I would love to side with the Democrats, but on national defense I just don't see a plan. Let's take North Korea.....How should we deal with them?

Obviously, I think they would be a little easier to negotiate with than Islamic terrorists. As an officially "atheist nation" they have no promise of the after life to look forward to. They want the here and now and would probably crumble if force were applied, but is that necessary?

08-29-2006, 06:02 AM
The two faces of Rumsfeld

2000: director of a company which wins $200m contract to sell nuclear reactors to North Korea
2002: declares North Korea a terrorist state, part of the axis of evil and a target for regime change



This is either intentional stupidity on your part or yet another desperate attempt to conceal the truth.

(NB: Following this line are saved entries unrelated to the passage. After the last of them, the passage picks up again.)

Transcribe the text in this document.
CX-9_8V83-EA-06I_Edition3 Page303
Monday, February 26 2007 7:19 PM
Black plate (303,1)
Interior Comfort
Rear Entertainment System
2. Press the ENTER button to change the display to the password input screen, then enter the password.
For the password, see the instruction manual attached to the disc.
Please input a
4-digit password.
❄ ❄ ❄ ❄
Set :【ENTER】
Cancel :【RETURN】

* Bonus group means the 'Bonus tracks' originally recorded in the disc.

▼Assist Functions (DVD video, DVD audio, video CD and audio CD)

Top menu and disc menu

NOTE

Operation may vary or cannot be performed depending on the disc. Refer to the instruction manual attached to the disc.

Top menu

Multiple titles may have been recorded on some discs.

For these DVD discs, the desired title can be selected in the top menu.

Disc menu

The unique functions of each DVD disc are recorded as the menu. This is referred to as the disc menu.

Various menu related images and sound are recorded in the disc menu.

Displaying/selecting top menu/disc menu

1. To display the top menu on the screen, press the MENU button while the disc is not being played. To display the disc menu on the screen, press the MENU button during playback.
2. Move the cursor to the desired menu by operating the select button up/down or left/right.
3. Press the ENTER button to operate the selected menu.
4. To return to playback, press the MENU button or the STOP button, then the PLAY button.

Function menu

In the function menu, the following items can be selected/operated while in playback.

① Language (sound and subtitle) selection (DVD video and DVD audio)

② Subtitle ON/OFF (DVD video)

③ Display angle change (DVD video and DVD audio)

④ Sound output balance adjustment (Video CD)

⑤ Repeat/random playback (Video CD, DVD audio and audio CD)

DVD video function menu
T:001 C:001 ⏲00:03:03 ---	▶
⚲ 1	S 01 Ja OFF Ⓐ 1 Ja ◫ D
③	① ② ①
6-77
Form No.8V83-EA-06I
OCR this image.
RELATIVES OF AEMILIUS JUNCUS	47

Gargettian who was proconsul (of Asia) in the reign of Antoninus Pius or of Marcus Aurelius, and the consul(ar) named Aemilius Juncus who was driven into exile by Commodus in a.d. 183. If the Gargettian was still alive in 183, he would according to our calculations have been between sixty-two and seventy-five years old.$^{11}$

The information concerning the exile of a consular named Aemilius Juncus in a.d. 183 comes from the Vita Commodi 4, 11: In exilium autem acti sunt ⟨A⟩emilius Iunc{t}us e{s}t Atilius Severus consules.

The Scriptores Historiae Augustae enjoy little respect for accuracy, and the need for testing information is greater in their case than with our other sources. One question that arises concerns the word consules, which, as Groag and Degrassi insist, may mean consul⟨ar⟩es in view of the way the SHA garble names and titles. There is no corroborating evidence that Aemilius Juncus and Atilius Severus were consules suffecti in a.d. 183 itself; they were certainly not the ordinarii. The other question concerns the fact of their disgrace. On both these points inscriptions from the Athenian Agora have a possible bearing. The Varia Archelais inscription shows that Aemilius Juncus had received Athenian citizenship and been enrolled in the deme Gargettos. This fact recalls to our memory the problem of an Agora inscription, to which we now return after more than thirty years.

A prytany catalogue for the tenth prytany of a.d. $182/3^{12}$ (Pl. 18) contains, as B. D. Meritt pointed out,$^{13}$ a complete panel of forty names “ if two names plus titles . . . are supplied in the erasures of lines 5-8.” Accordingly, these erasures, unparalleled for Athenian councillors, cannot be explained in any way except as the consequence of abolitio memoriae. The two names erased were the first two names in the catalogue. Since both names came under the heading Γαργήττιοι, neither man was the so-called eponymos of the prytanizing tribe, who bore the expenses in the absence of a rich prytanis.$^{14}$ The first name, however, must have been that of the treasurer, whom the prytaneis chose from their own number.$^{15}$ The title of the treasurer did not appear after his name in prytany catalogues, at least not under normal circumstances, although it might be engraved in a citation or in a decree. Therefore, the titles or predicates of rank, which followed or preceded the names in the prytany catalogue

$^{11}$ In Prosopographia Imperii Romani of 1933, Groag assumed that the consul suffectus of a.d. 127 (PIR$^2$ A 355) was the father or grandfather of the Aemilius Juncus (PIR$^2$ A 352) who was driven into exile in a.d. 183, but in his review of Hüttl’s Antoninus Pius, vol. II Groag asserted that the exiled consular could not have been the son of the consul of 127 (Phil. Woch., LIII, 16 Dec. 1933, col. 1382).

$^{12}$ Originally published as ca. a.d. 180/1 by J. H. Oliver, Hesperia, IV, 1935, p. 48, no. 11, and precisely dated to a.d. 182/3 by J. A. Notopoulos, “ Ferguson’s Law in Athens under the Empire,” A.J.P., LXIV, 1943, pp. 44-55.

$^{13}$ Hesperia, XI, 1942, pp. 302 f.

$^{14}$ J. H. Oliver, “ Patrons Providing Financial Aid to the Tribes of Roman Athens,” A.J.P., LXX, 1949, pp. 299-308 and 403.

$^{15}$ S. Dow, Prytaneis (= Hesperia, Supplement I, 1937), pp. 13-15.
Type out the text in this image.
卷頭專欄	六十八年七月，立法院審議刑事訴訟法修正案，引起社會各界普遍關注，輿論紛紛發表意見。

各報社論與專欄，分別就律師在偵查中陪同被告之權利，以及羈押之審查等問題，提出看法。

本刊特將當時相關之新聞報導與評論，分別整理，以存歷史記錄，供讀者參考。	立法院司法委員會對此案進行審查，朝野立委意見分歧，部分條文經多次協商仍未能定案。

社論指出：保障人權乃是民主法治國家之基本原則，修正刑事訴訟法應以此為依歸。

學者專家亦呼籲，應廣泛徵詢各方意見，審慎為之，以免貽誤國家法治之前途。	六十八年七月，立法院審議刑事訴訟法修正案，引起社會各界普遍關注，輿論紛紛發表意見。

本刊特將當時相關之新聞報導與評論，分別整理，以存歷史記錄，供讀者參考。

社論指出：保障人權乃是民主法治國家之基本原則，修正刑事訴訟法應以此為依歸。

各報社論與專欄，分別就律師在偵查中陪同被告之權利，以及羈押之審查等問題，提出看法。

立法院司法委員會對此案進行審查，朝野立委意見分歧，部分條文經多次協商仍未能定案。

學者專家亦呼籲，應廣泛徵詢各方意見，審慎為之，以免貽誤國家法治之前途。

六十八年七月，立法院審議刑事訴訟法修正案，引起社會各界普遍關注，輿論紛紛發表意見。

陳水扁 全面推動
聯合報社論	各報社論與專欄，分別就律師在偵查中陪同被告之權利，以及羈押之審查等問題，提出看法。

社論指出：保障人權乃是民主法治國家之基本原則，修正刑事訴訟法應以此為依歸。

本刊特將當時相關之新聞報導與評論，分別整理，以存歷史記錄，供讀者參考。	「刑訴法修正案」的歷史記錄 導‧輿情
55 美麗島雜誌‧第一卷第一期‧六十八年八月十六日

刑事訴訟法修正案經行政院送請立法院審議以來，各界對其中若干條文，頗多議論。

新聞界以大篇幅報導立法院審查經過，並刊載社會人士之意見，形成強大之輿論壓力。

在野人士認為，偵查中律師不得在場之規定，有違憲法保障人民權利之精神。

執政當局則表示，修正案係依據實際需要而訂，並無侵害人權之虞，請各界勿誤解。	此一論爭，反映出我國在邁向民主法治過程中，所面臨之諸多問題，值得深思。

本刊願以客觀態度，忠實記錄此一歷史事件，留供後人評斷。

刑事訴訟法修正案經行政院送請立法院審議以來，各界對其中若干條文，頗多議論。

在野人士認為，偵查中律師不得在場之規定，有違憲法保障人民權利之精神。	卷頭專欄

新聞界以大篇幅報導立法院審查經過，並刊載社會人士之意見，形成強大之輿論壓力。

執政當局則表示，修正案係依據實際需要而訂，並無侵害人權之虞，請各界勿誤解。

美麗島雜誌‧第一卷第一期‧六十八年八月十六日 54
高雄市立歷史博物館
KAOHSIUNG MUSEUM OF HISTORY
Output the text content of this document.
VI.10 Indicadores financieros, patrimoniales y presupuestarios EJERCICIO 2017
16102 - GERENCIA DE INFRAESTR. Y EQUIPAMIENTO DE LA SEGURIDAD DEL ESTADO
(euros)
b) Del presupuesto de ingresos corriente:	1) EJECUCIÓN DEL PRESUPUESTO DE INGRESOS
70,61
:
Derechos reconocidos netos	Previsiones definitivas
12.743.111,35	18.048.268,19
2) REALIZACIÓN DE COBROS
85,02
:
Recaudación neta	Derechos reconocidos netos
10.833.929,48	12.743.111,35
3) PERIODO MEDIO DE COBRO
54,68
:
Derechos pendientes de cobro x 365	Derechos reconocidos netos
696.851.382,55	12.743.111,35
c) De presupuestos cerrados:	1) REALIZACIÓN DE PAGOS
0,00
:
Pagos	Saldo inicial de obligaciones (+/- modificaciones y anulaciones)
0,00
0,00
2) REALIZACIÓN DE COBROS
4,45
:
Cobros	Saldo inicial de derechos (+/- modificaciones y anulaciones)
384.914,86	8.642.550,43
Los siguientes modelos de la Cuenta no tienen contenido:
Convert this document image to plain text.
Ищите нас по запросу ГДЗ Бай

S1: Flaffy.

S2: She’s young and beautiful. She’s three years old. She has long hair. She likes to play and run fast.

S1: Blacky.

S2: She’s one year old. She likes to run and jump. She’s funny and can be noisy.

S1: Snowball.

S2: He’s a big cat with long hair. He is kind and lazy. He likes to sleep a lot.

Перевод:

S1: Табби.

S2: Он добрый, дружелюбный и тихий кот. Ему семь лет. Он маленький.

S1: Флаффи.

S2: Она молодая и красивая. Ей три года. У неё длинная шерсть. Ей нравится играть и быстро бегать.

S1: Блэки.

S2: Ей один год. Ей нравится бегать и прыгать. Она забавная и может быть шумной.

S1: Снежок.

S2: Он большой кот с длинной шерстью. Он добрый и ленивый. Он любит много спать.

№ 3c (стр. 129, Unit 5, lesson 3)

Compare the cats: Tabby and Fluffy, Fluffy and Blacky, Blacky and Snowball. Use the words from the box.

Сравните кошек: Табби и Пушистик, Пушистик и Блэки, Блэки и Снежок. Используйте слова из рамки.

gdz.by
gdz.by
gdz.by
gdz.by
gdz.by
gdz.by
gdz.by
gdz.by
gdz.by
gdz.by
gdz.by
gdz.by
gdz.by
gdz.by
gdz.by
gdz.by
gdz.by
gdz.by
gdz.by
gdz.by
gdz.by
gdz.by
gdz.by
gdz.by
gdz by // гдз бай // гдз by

What you fail to mention in your limp wristed hysteria is that ABB sold the reactors to N Korea under entirely different political circumstances.

Yes once again the wishy-washy's have failed to understand the ever changing nature of not only the war on terror, but also the post-cold war New American Century.

In fact, the Clinton administration deliberately kept evidence of NK's Nuclear Weapons ambitions IN THE DARK!

That's right folks, you DIDN'T read it here first! This is already public knowledge and has been since 1992.

Between the years of 1992 and 1998, North Korea deliberately hid it's uranium enriching program from not from only the United Nations, but also Rumsfeld's company, ABB.

The only parties who knew of North Korea's nuclear intentions were North Korea, the CIA and BILL CLINTON.

In short, North Korea LIED to the UN, the US, Japan, Germany and ABB.

Nobody outside the executive levels of both governments knew of the double-crossing commies true intentions.


I love it when libs make desperate attempts to conceal the truth.